Kembalinya Axel Sjoberg Ke Jalur Belakang Rapids Adalah Kabar Gembira Bagi Unit Yang Kurang Memiliki Stabilitas

Setelah operasi hamstring yang membuatnya absen selama delapan pertandingan, Axel Sjoberg telah kembali ke lini belakang Rapids dengan harapan bisa memperkuat pertahanan yang telah gagal mencapai rekornya pada musim lalu.

Pusat yang menjulang kembali dari Swedia melalui Marquette University, pembela MLS 2016 dari finalis tahun ini, mengalami cedera pada 11 Maret di menit akhir pertandingan pada akhir pertandingan kedua musim ini. Dia kembali Sabtu lalu dalam kekalahan 2-1 di Philadelphia.

Ada beberapa alasan untuk perjuangan Colorado musim ini, tapi absennya Sjoberg adalah masalah utama. Begitu juga omset di lini belakang. Karena cedera dan suspensi, Rapids telah mengubah komposisi punggung empat enam kali dalam 11 pertandingan.

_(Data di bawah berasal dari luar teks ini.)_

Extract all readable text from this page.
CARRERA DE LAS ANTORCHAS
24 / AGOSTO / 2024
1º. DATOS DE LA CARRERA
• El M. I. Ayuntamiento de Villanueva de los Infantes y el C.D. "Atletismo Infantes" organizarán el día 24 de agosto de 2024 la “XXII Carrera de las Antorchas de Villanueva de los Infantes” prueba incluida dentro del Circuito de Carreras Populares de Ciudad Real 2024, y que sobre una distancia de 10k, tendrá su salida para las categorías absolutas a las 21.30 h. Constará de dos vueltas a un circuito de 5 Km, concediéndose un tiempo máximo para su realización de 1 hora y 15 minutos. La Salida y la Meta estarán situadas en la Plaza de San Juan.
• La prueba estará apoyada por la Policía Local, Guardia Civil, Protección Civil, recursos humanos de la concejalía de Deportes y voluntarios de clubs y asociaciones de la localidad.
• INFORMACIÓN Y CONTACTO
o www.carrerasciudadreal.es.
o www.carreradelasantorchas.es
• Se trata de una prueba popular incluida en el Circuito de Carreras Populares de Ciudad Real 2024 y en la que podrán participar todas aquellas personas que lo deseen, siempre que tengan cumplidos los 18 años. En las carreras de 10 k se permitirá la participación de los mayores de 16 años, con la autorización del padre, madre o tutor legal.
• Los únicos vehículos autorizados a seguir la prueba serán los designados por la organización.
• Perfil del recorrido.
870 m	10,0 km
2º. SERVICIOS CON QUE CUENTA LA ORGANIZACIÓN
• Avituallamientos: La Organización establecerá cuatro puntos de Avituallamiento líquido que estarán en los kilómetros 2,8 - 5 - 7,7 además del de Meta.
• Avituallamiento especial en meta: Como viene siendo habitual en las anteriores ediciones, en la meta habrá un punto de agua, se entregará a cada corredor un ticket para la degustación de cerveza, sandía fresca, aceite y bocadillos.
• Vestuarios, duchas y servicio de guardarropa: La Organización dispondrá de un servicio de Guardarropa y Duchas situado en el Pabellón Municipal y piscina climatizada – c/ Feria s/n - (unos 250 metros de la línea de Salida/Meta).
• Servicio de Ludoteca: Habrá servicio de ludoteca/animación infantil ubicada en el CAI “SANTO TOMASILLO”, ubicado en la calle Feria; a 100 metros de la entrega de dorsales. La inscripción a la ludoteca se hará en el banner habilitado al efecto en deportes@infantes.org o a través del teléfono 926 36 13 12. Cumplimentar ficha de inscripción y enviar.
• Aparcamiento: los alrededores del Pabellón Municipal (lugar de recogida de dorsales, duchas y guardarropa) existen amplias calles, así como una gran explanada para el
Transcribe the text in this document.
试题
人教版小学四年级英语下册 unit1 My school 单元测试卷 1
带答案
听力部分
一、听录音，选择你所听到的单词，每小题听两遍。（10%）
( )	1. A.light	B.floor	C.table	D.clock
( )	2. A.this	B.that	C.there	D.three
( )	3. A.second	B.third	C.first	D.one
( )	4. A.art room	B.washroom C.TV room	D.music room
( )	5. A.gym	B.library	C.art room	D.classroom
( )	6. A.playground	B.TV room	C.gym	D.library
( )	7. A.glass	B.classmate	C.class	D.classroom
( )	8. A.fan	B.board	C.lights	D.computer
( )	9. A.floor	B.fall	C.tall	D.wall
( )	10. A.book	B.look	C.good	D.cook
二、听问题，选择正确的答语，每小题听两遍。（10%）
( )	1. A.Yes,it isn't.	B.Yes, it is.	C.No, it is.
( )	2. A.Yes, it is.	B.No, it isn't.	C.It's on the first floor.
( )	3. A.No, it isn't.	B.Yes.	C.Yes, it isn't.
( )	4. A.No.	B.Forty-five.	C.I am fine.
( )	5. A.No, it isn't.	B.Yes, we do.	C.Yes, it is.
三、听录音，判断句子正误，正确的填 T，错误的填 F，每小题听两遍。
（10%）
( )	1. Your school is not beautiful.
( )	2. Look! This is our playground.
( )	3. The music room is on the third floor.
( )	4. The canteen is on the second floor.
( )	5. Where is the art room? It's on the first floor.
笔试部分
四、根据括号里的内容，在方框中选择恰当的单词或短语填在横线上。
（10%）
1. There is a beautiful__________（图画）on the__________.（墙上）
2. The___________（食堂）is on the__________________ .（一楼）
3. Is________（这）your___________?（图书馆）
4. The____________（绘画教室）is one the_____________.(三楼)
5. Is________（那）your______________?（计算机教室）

“Tim memiliki banyak omset,” kata Sjoberg, salah satu pemain sepak bola tertinggi di dunia dengan kecepatan 6 kaki 7. “Meskipun kami bermain dengan baik, defensif, tidak jauh dari tempat kami berada. Sudah sulit untuk berjaga-jaga dan sulit berada di sekitar orang-orang di ruang ganti tanpa bisa memengaruhinya. Pasti sudah membuat frustrasi. ”

Musim lalu Rapids menjadi tim kesembilan dalam sejarah MLS untuk mengakui gol pada tingkat kurang dari satu per game (0,94), dan mereka menetapkan rekor MLS untuk sasaran terendah – terhadap rata-rata di rumah (0,41). Tahun ini, mereka sudah kebobolan 17 gol dalam 11 pertandingan (1,54).

Mereka berharap kembalinya Sjoberg akan memperketat segalanya.

“Dia adalah salah satu pemain di mana Anda tidak menyadari betapa pentingnya dia sampai dia pergi,” kata pelatih Pablo Mastroeni. “Cara dia berkomunikasi dan mengatur lini belakang sangat besar. Rasa tenang yang dia bawa ke pemain yang bermain di sampingnya, mereka bisa sedikit lebih agresif karena tahu dia akan menutupinya. … Balls di udara menghibur seluruh kelompok, tahu dia akan membawa 77nomor mereka. ”

Sjoberg terluka dalam kekalahan 1-0 di New York ketika dia pergi untuk mengatasi selip dan lututnya tertancap di bawahnya. Pemain Red Bulls yang dia tandai jatuh pada dirinya, dan bagian dari tendon hamstring ditarik dari tulang.

“Itu adalah sudut yang aneh, di bawah seluruh berat tubuh saya,” kata Sjoberg. “Operasi itu cukup sederhana, masuk saja ke sana dan memasangnya kembali.”

Sjoberg selalu cepat dengan sok. Ditanya apakah cederanya sangat menyakitkan saat terjadi, menurutnya pertanyaannya adalah tentang operasi dan cerah.

“Tidak, mereka memberi Anda koktail obat terlarang, semuanya legal,” kata Sjoberg. “Mereka membuat Anda sangat bahagia. Tidak ada rasa sakit yang terlibat. ”

Sjoberg seharusnya membantu Colorado bermain bersama rookie Kortne Ford, sebuah pusat atletik dari Universitas Denver yang telah dimasukkan ke dalam daftar awal beberapa kali karena cedera dan suspensi yang dipertahankan lini belakang.

“Kortne memiliki potensi yang luar biasa, tapi seperti halnya pemain baru, ada beberapa hal tentang permainan di tingkat berikutnya yang harus Anda pelajari,” kata Sjoberg. “Ini berada di posisi yang tepat. Ini memastikan Anda tidak ketahuan, karena di perguruan tinggi Anda bisa mendapatkan beat dan masih pulih – terutama Kortne, yang memiliki athleticism tersebut. Kortne mendapatkan beberapa menit dan dia mendapatkan kesempatan belajar, tapi dia butuh waktu dan dia membutuhkan orang di sekitarnya yang bisa mengarahkannya. Lebih mudah ketika dia melangkah ke garis belakang yang diperkuat dan bukannya mengalami gejolak. Itu jelas bisa membantu. ”

Sjoberg juga menyukai konversi Marlon Hairston baru-baru ini dari pemain sayap (di luar gelandang) ke kanan belakang.